ONUG Spring 2015 Sees Imminent User-Led Transformation of IT Organizational Design

The focus of ONUG Spring 2015 was operationalizing open infrastructure, something co-chairman and co-founder, Nick Lippis, addressed in his kick-off keynote. The keynote stressed ONUG’s goal of sustaining the user community’s effort to transform the current siloed IT organizational model into a cloud infrastructure design to more readily adapt to user needs while creating business value.

The conference sessions examined the state of evaluation and deployment of emerging software-defined solutions across the enterprise, cloud, and wide area networks, while networking luminaries addressed the implications of emerging software defined solutions on the development environment, organizational design, and careers in enterprise IT establishments. Other themes and highlights from the conference are as follows:

Demand for SD-WAN Leads the Way

SD-WAN was front and center both in user demand and deployable commercial solutions.

  • Seven vendors participated in verification testing of their solutions against top IT feature requirements.
  • Top carriers, such as Verizon, announced their SD-WAN offerings, a major push that gives customers choices of transports for the first time, freeing them from a MPLS (Multi-Protocol Label Switching) transport lock-in.
  • 40% of the ONUG IT community said they’re investing in SD-WAN technologies, with 41% evaluating, 24% lab testing, 18% in deployment planning, and 12% actually deploying SD-WAN technologies.

Need for a Revolutionary Enterprise IT Transformation

Top IT speakers laid out their networking strategies, noting disparate hybrid clouds, mobility, and enterprise IT had made for expensive, insecure legacy silos, making centralized policy, configuration, and orchestration models and control imminent.

  • Hyperscale power user Facebook recommended its recipe for networking by discussing its Open Compute Project: specifications and design documents for the custom-built servers, racks, and other equipment used in Facebook’s data centers, a single on-call engineer in charge of the whole network, robots that merge networks and programmability, correlation analytics, and a system that understands alerts from remedial systems with zero human intervention.
  • Significant discussions centered on a centralized orchestration model across the networking, compute, and storage disciplines that would bring with it disruption, and the need for skilled workers with cross-domain expertise.
  • Many speakers highlighted the need for cross-discipline skills and expertise to manage disparate devices, networks, and hybrid-clouds as the future of IT. The speakers acknowledged that while these transformations are starting, the metamorphosis would take time.
  • In his keynote, Adrian Cockcroft, ex-cloud architect at Netflix and technical fellow at Battery Ventures, stressed that alignment with business goals, simplification, speedy time to market, best-of-breed solutions, a Docker open platform DevOp strategy, and an end-to-end, cross-functional team as the urgent IT demands in the coming enterprise IT organizational transformation that will eventually empower DevOps and micro-services. A continuous delivery platform is a must for business agility and resolution of problems as they occur at a micro level instead of the current escalated, enterprise-wide model.

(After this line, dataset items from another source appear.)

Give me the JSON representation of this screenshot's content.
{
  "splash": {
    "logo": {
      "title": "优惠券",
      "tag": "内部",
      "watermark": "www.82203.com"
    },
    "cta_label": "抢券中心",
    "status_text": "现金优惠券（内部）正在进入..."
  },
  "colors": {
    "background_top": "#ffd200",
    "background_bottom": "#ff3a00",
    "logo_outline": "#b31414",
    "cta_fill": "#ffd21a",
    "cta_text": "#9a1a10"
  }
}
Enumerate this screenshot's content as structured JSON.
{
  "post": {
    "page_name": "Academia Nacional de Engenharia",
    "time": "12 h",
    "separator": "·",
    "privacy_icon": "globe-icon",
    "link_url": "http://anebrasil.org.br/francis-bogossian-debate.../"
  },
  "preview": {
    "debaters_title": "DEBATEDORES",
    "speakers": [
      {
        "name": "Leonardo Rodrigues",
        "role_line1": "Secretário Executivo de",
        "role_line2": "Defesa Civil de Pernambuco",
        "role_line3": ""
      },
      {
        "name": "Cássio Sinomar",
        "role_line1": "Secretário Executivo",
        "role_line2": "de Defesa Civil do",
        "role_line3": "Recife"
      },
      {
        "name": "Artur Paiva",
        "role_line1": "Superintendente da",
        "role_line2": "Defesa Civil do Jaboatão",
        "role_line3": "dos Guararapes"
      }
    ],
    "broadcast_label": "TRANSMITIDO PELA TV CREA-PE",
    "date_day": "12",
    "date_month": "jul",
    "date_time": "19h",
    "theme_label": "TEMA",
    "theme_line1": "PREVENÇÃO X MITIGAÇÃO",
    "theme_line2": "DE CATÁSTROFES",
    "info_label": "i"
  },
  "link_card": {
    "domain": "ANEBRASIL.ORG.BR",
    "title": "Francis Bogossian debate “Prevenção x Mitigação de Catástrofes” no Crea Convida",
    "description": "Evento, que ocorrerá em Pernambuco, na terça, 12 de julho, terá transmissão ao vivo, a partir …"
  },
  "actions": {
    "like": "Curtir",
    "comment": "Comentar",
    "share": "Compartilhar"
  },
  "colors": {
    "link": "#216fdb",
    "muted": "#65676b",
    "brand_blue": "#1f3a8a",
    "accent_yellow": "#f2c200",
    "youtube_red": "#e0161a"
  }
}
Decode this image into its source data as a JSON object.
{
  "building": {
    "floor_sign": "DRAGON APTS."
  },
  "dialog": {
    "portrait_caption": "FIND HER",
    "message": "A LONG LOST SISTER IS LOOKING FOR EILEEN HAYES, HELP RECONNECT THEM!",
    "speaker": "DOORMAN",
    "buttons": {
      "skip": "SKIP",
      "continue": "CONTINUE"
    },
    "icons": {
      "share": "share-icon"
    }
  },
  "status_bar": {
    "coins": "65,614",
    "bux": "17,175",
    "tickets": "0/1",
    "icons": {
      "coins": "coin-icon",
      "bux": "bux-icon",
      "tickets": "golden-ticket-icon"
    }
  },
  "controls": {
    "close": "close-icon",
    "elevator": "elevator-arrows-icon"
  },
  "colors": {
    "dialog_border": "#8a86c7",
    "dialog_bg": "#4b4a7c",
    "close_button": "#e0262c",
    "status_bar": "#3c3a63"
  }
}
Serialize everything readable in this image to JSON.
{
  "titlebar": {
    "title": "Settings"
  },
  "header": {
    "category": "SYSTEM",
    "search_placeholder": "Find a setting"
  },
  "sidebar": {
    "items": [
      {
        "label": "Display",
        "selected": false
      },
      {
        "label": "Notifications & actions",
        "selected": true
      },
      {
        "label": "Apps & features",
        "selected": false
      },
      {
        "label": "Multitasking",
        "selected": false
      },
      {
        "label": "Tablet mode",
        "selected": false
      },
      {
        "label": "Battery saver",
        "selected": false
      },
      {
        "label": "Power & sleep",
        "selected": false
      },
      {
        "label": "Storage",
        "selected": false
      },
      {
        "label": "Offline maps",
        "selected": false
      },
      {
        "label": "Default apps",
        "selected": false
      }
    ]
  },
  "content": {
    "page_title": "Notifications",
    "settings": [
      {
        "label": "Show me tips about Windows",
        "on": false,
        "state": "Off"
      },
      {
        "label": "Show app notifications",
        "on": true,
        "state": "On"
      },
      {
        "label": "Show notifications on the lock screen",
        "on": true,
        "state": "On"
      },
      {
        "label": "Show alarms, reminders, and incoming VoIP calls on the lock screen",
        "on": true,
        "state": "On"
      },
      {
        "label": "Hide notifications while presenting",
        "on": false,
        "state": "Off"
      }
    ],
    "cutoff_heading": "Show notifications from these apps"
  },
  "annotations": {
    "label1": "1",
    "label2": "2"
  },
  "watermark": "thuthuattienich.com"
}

IT Business Leaders at the Forefront of Transformation

ONUG Spring marked a strategic milestone for ONUG and the networking industry at large as we saw results of feature verification testing of the top ten prioritized requirements in three key ONUG working groups. Fifteen companies completed testing which signified the very first exercise where commercial solutions were tested for feature parameters set by IT users, reversing traditional patterns of vendor-initiated solutions. The three ONUG working groups involved in the testing were the SD-WAN, Virtual Network Overlays, and Network Services Virtualization.

Three additional working groups published their top ten requirements:

  • Traffic Monitoring/Visibility
  • Network State, Correlation and Analytics
  • Common Management Tools across Network, Storage and Compute

 The goal for the IT business leader-developed use case requirements, feature verification testing, and subsequent development of multivendor PoCs is to continue leveraging the user community’s collective power of engineering and procurement to steer the pace of change and deployment of open infrastructure solutions. The ONUG Use Case Working Groups will continue their respective efforts between now and ONUG Fall at NYU’s Kimmel Center on November 3-5, 2015.